Prof. Susanne Kriemann
Susanne Kriemann (born 1972 in Erlangen, Germany) is an artist and university professor at Karlsruhe University of Arts and Design.
Within her research-based work, Kriemann investigates the medium of photography in the context of social history and archival practice. With an extended notion of the photographic document, she has most recently reflected on the world as an analogue “recording system” for human-caused processes. This has lead to preoccupations with radioactivity and mining, but also with archaeology and landmarks in previous works as well as to a media archeological interest in photography and connections that can be made to a history of military technology.
After completing her studies at the State Academy of Fine Arts in Stuttgart in 1997, where she studied under Joseph Kosuth and Joan Jonas, Kriemann enrolled in the Programme de recherche at the École nationale supérieure des Beaux-Arts in Paris in 2000. Besides having exhibited her work internationally in cities including Basel, Toronto, Shanghai, Vienna, Vancouver, Paris, and Rotterdam, the artist has also created sixteen artist’s books as multiples since 1998. She has taken part in various artist residency programs, including in Moscow, Stockholm, Cairo, and Vienna. From 2013 to 2017, she was an advisor at Van Eyck Academy, Maastricht. Together with Aleksander Komarov, she is one of the cofounders of the artist-run initiative AIR Berlin Alexanderplatz. The artist is represented by the galleries Wilfried Lentz and RaebervonStenglin (2009–16).
Susanne Kriemann lives and works in Berlin and Karlsruhe.
Susanne Kriemann introduces her work ‘Pechblende - Library for Radioactive Afterlife’, reflecting on the properties of the radioactive mineral pitchblende and its instable occurrences in museum collections, former mining grounds, plants and objects of all kinds.

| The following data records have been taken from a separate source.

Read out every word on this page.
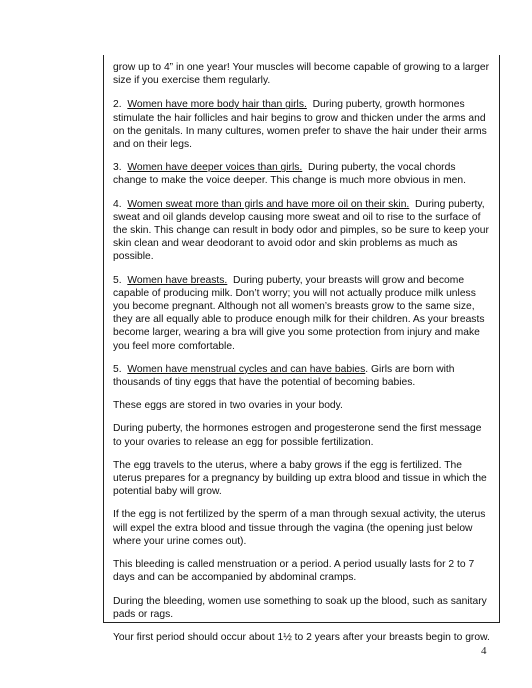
grow up to 4” in one year! Your muscles will become capable of growing to a larger size if you exercise them regularly.

2. Women have more body hair than girls. During puberty, growth hormones stimulate the hair follicles and hair begins to grow and thicken under the arms and on the genitals. In many cultures, women prefer to shave the hair under their arms and on their legs.

3. Women have deeper voices than girls. During puberty, the vocal chords change to make the voice deeper. This change is much more obvious in men.

4. Women sweat more than girls and have more oil on their skin. During puberty, sweat and oil glands develop causing more sweat and oil to rise to the surface of the skin. This change can result in body odor and pimples, so be sure to keep your skin clean and wear deodorant to avoid odor and skin problems as much as possible.

5. Women have breasts. During puberty, your breasts will grow and become capable of producing milk. Don’t worry; you will not actually produce milk unless you become pregnant. Although not all women’s breasts grow to the same size, they are all equally able to produce enough milk for their children. As your breasts become larger, wearing a bra will give you some protection from injury and make you feel more comfortable.

5. Women have menstrual cycles and can have babies. Girls are born with thousands of tiny eggs that have the potential of becoming babies.

These eggs are stored in two ovaries in your body.

During puberty, the hormones estrogen and progesterone send the first message to your ovaries to release an egg for possible fertilization.

The egg travels to the uterus, where a baby grows if the egg is fertilized. The uterus prepares for a pregnancy by building up extra blood and tissue in which the potential baby will grow.

If the egg is not fertilized by the sperm of a man through sexual activity, the uterus will expel the extra blood and tissue through the vagina (the opening just below where your urine comes out).

This bleeding is called menstruation or a period. A period usually lasts for 2 to 7 days and can be accompanied by abdominal cramps.

During the bleeding, women use something to soak up the blood, such as sanitary pads or rags.

Your first period should occur about 1½ to 2 years after your breasts begin to grow.

4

She emphasizes on the slow violent afterlife of radioactive pollution and her means of engaging with such topics as artist and researcher.
Bringing together an assemblage of archival materials, photo documents, literature and found objects, Pechblende investigates concepts of scale, proximity and distance in relation to radioactivity and the body.
Centred on the mineral Pechblende (uraninite), the work traces a history of scientific and photographic processes narrated through the interconnected sites of laboratory, archive, museum and mine. Highly radioactive and uranium rich, pitchblende was relentlessly mined in the former German Democratic Republic between 1946 and 1989,
ultimately facilitating nuclear armament in the USSR. Despite the toxicity of the former
mines, the landscape of the Ore Mountains is now under way to being transformed into a
tranquil mountain vista.
Concerned with both the literal and the political invisibility of radioactivity, Kriemann worked with scientists at the American Museum of Natural History (New York), the National Archives (Washington) and the Museum of Natural History (Berlin) to produce various versions of an “autoradiograph”. This cameraless exposure results in an indexical but highly abstract image, one that is haunted by impressions of the iconic nuclear mushroom cloud and its blinding light.